That sounds amazingly useless to me. How do the students improve their writing skills by doing this? What do they learn about science? What new math skills do they learn? Practice adding and subtracting? If this is a remedial school for kids who are going to go out into the world and scrounge for money, then maybe it's useful. For kids who might be interested in studying advance subjects in college, and will need to improve their writing and math skills, it seems like an incredible waste of time.
Furthermore, if kids don't develop the ability to learn from lectures, they will not only fail in college, but they will fail in the business world.
Actually I think it would be better to have an emphasis on expressive art with science and technology complimenting it. S&T is great for the mind, but it doesn't feed the soul.

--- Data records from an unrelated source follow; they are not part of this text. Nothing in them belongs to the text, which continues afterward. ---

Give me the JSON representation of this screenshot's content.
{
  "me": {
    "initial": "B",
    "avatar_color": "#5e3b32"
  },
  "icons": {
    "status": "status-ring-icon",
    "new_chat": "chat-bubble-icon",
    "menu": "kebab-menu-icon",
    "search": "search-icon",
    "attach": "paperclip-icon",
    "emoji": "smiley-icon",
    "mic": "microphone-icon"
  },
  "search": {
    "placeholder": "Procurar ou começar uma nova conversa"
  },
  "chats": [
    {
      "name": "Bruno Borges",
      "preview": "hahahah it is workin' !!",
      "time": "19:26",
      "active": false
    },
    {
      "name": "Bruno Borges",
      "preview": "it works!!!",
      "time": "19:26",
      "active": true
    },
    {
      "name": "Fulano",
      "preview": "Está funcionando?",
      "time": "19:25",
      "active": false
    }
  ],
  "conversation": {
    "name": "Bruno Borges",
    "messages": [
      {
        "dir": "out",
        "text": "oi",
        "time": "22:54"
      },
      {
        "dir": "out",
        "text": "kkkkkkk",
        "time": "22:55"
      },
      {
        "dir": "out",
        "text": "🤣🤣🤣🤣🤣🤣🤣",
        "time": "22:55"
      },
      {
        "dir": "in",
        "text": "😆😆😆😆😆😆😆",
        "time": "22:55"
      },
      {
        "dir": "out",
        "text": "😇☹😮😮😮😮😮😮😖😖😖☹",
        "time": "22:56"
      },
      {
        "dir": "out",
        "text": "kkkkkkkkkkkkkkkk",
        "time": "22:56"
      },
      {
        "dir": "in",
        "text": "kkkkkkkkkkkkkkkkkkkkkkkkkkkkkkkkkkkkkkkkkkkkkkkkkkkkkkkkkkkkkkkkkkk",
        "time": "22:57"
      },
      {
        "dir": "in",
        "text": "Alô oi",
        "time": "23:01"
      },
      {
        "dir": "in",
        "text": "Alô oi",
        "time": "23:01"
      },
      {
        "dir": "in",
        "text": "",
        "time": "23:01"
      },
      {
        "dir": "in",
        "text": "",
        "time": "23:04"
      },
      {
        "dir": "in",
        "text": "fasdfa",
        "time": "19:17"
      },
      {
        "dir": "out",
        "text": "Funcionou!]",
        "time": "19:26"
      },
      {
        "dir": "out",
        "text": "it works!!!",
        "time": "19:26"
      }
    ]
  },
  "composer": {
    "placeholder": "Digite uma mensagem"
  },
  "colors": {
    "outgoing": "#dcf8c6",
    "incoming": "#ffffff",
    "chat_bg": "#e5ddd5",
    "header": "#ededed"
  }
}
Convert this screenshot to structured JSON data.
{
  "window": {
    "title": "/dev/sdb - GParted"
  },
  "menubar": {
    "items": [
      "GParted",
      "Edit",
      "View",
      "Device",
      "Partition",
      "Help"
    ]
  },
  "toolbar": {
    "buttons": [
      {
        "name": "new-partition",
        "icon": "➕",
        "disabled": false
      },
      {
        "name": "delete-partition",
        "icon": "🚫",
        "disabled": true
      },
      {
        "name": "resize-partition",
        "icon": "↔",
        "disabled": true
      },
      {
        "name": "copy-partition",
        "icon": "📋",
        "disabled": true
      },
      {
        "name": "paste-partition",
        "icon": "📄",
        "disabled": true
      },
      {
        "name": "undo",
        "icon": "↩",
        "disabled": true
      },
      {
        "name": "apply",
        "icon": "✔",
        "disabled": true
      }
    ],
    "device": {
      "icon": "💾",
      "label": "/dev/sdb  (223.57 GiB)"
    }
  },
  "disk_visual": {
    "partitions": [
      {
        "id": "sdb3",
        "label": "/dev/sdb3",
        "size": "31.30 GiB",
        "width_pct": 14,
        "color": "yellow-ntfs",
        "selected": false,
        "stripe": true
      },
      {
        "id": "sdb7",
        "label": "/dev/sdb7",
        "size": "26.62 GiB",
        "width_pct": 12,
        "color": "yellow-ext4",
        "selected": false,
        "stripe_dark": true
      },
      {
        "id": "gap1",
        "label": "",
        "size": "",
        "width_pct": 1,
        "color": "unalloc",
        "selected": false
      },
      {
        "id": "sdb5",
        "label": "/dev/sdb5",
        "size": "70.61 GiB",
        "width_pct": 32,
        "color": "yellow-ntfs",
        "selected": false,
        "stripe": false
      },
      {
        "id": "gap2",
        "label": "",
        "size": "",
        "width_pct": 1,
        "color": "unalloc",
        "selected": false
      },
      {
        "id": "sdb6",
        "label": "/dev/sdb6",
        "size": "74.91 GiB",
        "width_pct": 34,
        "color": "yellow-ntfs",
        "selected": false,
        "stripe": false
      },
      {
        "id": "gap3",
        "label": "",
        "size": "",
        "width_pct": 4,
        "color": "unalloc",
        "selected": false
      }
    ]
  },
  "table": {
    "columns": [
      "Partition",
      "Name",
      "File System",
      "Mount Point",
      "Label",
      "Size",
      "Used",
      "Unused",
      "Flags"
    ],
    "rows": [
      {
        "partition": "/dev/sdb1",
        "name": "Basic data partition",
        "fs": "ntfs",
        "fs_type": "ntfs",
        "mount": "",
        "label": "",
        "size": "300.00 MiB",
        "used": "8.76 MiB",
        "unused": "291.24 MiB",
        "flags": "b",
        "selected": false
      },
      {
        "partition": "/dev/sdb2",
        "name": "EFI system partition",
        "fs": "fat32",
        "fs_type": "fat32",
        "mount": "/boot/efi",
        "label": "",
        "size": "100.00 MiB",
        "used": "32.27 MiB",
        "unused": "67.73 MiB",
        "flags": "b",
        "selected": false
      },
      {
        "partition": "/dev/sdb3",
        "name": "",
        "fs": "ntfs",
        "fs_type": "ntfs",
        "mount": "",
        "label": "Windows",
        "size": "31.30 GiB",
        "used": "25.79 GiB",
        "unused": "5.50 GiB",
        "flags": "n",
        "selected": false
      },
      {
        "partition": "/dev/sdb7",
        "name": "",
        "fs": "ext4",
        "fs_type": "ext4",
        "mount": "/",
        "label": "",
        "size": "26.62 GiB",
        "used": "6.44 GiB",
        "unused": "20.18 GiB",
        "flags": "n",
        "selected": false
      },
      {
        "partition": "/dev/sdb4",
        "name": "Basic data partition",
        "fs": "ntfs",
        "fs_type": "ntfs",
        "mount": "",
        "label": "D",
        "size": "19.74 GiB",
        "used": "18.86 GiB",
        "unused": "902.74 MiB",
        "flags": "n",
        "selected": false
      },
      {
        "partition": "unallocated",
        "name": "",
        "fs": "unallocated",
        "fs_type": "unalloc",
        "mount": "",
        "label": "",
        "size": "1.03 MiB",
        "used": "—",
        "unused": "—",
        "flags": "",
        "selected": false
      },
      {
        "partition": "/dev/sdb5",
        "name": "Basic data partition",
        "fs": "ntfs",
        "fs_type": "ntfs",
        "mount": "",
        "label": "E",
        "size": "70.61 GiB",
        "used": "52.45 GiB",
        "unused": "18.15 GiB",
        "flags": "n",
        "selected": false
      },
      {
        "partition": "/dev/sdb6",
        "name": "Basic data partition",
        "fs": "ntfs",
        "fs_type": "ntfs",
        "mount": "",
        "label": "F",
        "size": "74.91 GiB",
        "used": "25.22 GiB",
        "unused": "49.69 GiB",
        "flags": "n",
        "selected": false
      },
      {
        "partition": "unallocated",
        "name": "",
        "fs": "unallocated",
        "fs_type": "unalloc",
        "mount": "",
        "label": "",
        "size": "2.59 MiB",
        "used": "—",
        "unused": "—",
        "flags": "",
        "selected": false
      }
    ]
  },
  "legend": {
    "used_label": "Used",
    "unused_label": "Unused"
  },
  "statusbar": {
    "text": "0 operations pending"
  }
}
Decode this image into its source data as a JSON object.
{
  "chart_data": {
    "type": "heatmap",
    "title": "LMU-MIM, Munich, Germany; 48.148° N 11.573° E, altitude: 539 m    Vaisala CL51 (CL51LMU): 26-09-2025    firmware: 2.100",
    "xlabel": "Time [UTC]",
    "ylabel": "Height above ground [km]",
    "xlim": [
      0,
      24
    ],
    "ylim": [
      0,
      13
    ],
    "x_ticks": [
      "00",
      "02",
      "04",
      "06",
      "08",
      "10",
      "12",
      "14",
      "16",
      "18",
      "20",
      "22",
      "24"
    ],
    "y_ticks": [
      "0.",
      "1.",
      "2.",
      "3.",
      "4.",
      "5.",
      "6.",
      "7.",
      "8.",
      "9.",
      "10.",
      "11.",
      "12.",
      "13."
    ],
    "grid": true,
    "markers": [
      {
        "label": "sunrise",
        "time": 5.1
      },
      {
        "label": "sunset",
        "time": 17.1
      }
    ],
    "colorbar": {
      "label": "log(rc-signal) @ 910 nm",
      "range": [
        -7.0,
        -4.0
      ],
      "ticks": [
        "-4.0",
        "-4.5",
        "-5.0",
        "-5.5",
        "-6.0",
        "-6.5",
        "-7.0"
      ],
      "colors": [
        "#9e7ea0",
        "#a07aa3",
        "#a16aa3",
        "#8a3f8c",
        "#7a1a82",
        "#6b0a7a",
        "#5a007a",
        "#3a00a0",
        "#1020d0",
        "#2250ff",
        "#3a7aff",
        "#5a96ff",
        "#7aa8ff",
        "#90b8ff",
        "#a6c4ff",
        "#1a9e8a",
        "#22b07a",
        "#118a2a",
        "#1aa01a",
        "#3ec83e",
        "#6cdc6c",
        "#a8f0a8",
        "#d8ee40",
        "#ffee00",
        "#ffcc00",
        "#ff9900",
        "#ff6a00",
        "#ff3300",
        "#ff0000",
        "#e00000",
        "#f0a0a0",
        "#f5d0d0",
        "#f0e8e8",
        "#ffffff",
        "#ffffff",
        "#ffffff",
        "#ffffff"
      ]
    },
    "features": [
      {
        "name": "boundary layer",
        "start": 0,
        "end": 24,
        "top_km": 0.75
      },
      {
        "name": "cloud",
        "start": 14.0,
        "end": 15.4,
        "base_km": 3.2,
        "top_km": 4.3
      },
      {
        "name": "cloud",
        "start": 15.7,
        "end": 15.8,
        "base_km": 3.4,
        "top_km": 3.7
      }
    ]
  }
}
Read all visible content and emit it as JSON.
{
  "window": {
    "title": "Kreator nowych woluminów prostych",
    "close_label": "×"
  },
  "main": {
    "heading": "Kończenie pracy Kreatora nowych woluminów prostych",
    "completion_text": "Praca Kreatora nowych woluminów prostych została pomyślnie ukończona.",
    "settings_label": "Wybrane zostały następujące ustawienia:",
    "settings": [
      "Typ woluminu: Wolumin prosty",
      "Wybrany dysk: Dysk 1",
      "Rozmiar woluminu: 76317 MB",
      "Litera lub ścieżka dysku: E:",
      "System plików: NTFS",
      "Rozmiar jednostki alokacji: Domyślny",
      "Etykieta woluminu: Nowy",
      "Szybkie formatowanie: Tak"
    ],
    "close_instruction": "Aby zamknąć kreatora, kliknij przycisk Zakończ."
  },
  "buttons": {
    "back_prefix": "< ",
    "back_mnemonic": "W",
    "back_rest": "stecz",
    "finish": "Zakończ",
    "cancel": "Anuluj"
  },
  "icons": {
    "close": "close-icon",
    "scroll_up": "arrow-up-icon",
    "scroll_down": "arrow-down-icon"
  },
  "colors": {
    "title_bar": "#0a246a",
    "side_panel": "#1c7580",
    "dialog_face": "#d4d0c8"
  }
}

Americans have obese and lethargic souls. School is for education. It's not for feeding the bloody soul. If we do not MAKE it be about education (by which I'm referring to reading, writing and math), then sooner or later American workers will become completely economically useless, and our extreme economic poverty will FORCE us to make it about education.
Using the Berkeley lectures on youtube as examples, most teachers like to conduct interactive lectures with their students, where they can prompt the students for answers and get responses, so they have a sense of how well the students are keeping pace with them, and so they can clarify anything that needs clarifying. I think these teachers would tell you that a recording wouldn't work. In fact one of the teachers made the point to the class... staying home and watching the webcast is not an option, barring exceptional circumstances, as the lecture is intended to be interactive. For classes that are too large for questions (like Physics 10, which looks awesome), and with many remote learners, they do questions by email listserve after the lecture, which I think is a GOOD use of technology. And he also uses a lot of technology, like computer-based slides and movies, in the lecture, but the basic structure is talking in front of the blackboard.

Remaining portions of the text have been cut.